Program
Johann Bernhard Bach:
Orchestral Suite No. 4 in D major
Wilhelm Friedemann Bach:
Harpsichord Concerto in D major, F. 41
Carl Philipp Emanuel Bachbio:
Symphony No. 5 in B minor, Wq 182/5
INTERVAL
Johann Sebastian Bachbio:
Violin Concerto in D minor, BWV 1052R (reconstructed by Midori Seiler)
Non sa che sia dolore – cantata, BWV 209
Featuring
Artistic director
Soloist
- Soma Dinyés (harpsichord)
- Midori Seiler (baroque violin)
- Emőke Baráth (soprano)
Other information
Season tickets
- FRICSAY
The event is about 2.5 hours long.
About the event
Our Baroque concert planned for March 5 and 6, 2021 will be held without a live audience and livestreamed on the ESzínház streaming platform on March 5, 2021, at 7:45 p.m. To purchase stream tickets, please click here. After the live broadcast, the concert will also be available for on-demand watching between March 6, 2021, 10:00 a.m. and March 7, 2021, 10:00 a.m.
Ticket and season pass holders will receive free access to the online concert stream through a link that will be sent to them by email before the concert.
Bach: a dynasty of genuinely gifted musicians. The “most versatile and outstanding figure of Baroque violin playing,” and the musician directing BFO’s early music concerts for years, Midori Seiler has created a program featuring works by four members of the Bach family. In addition to playing his solo for the violin concerto which he reconstructed, resident BFO harpsichordist Soma Dinyés will take center stage along with the world-renowed soprano, Emőke Baráth.
Though most of the works of Bach’s second cousin, Johann Bernhard, are lost, four surviving orchestral suites have been performed from time to time since their first publication in 1988. The eight-movement Suite No. 4 in D major opens with a characteristically French overture abounding in dotted rhythms; this is followed by lively Caprices, a Marche, nimble Passepied dances, a lyrical Air and a piece portraying joy.
In addition to contributing to his father’s first biography, Johann Sebastian’s eldest son, Wilhelm Friedemann Bach, is also remarkable for his efforts to forge an aesthetically coherent late Baroque style. With the contrasting main and secondary themes, his harpsichord concerto anticipates the Classical era, while his use of strict contrapuntal structures such as canons is still suggestive of the Baroque.

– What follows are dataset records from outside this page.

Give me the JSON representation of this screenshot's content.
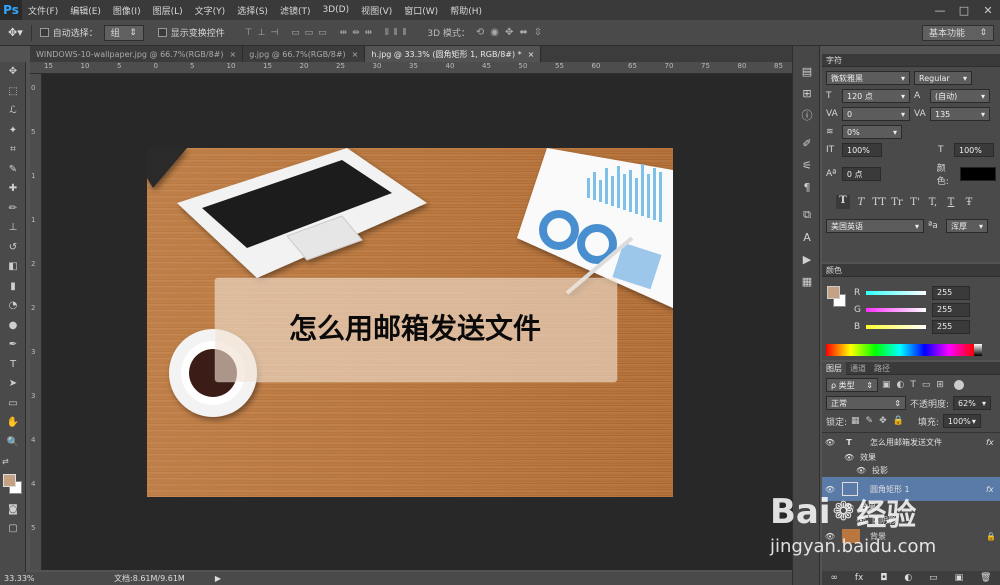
{
  "app": {
    "logo": "Ps"
  },
  "menu": [
    "文件(F)",
    "编辑(E)",
    "图像(I)",
    "图层(L)",
    "文字(Y)",
    "选择(S)",
    "滤镜(T)",
    "3D(D)",
    "视图(V)",
    "窗口(W)",
    "帮助(H)"
  ],
  "window_controls": {
    "minimize": "—",
    "restore": "□",
    "close": "✕"
  },
  "options": {
    "auto_select_label": "自动选择：",
    "auto_select_value": "组",
    "show_transform_label": "显示变换控件",
    "mode_3d_label": "3D 模式：",
    "workspace": "基本功能"
  },
  "tabs": [
    {
      "label": "WINDOWS-10-wallpaper.jpg @ 66.7%(RGB/8#)",
      "close": "×"
    },
    {
      "label": "g.jpg @ 66.7%(RGB/8#)",
      "close": "×"
    },
    {
      "label": "h.jpg @ 33.3% (圆角矩形 1, RGB/8#) *",
      "close": "×"
    }
  ],
  "ruler_h": [
    "15",
    "10",
    "5",
    "0",
    "5",
    "10",
    "15",
    "20",
    "25",
    "30",
    "35",
    "40",
    "45",
    "50",
    "55",
    "60",
    "65",
    "70",
    "75",
    "80",
    "85"
  ],
  "ruler_v": [
    "0",
    "5",
    "1",
    "1",
    "2",
    "2",
    "3",
    "3",
    "4",
    "4",
    "5"
  ],
  "canvas": {
    "headline": "怎么用邮箱发送文件"
  },
  "status": {
    "zoom": "33.33%",
    "doc": "文档:8.61M/9.61M",
    "arrow": "▶"
  },
  "character": {
    "title": "字符",
    "font": "微软雅黑",
    "style": "Regular",
    "size": "120 点",
    "leading": "(自动)",
    "kerning": "0",
    "tracking": "135",
    "scale_pct": "0%",
    "vscale": "100%",
    "hscale": "100%",
    "baseline": "0 点",
    "color_label": "颜色:",
    "color_value": "#000000",
    "styles": [
      "T",
      "T",
      "TT",
      "Tr",
      "T'",
      "T,",
      "T",
      "Ŧ"
    ],
    "language": "美国英语",
    "aa_label": "ªa",
    "aa_value": "浑厚"
  },
  "color_panel": {
    "title": "颜色",
    "channels": [
      {
        "label": "R",
        "value": "255",
        "color": "#e35c5c"
      },
      {
        "label": "G",
        "value": "255",
        "color": "#7cc24f"
      },
      {
        "label": "B",
        "value": "255",
        "color": "#5a8de0"
      }
    ],
    "fg": "#c4a283",
    "bg": "#ffffff"
  },
  "layers": {
    "tabs": [
      "图层",
      "通道",
      "路径"
    ],
    "filter_label": "ρ 类型",
    "blend": "正常",
    "opacity_label": "不透明度:",
    "opacity": "62%",
    "lock_label": "锁定:",
    "fill_label": "填充:",
    "fill": "100%",
    "items": [
      {
        "name": "怎么用邮箱发送文件",
        "type": "T",
        "fx": "fx",
        "indent": 0
      },
      {
        "name": "效果",
        "type": "",
        "fx": "",
        "indent": 1
      },
      {
        "name": "投影",
        "type": "",
        "fx": "",
        "indent": 2
      },
      {
        "name": "圆角矩形 1",
        "type": "rect",
        "fx": "fx",
        "indent": 0,
        "selected": true
      },
      {
        "name": "效果",
        "type": "",
        "fx": "",
        "indent": 1
      },
      {
        "name": "内阴影",
        "type": "",
        "fx": "",
        "indent": 2
      },
      {
        "name": "背景",
        "type": "bg",
        "fx": "",
        "indent": 0
      }
    ],
    "footer": [
      "∞",
      "fx",
      "◘",
      "◐",
      "▭",
      "▣",
      "🗑"
    ]
  },
  "watermark": {
    "brand": "Bai",
    "brand2": "经验",
    "url": "jingyan.baidu.com"
  }
}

Bach’s second and most famous son, Carl Philipp Emanuel, belonged among the leading composers of the early Classical period. In 1773, he wrote a set of six string symphonies in Hamburg for the Viennese concerts organized by Baron Gottfried van Swieten. The Symphony in B minor follows the early Classical three-movement format, and is characterized by sharp contrasts in dynamics, boldly juxtaposed motifs, and unusual harmonies.
The question whether J. S. Bach’s harpsichord concerto in D minor (BWV 1052R) is a transcription of a lost violin concerto or a work for organ continues to divide academics. Given the typical violin figurations in the solo part, several reconstructions of the original form — obviously inspired by Vivaldi’s concertos — have been created since 1873. The ever-larger leaps and the intriguing closing motifs make the opening movement especially memorable.

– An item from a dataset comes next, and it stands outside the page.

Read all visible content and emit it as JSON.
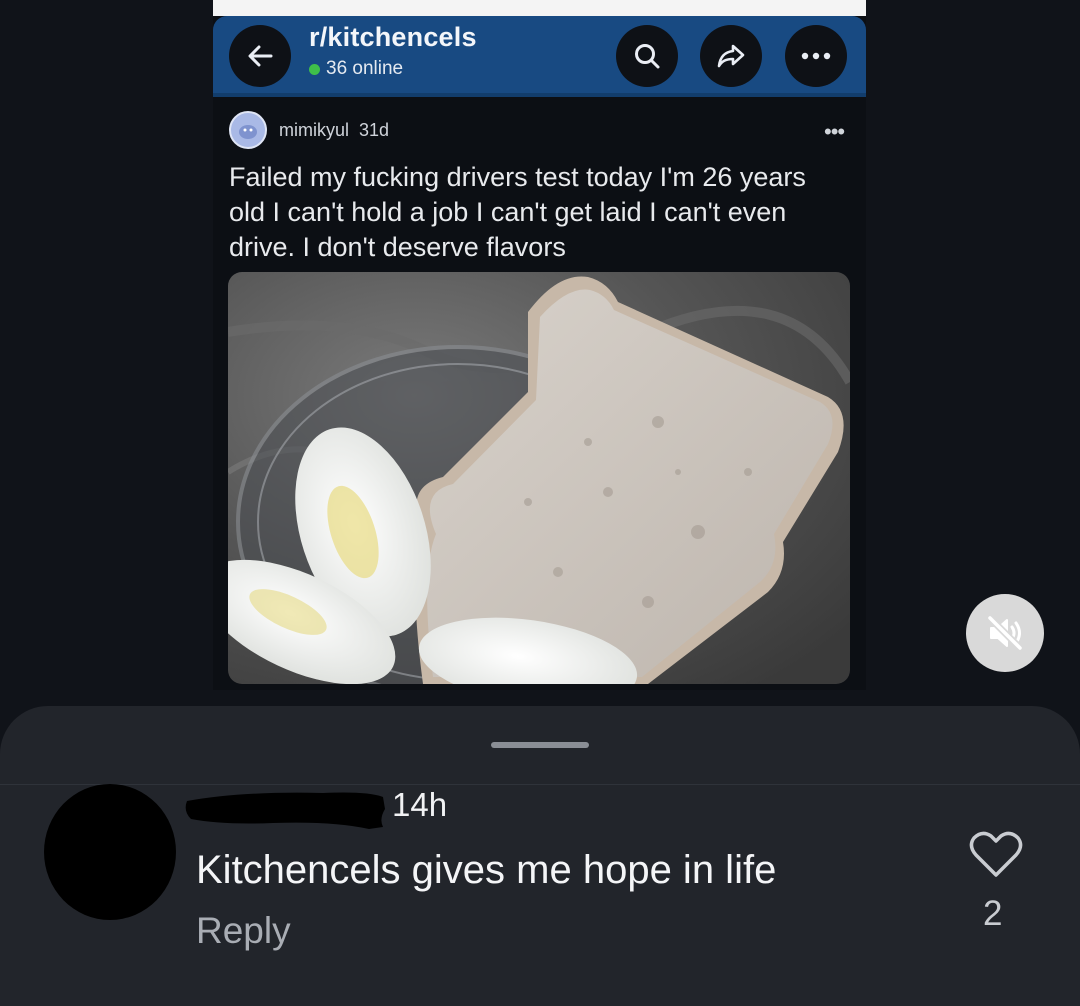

Though his church cantatas are more widely known, Bach also set secular texts to music. His only secular cantata in Italian, scored for solo soprano voice, flute and strings, recounts the farewell of a young man, who goes to war and embarks to sea. In addition to the concerto-like opening movement (and two recitatives), the work includes an aria featuring rich flute ornamentations and an accompaniment conjuring up images of the sea. The cantata concludes with the story of a helmsman regaining control over his ship in the storm.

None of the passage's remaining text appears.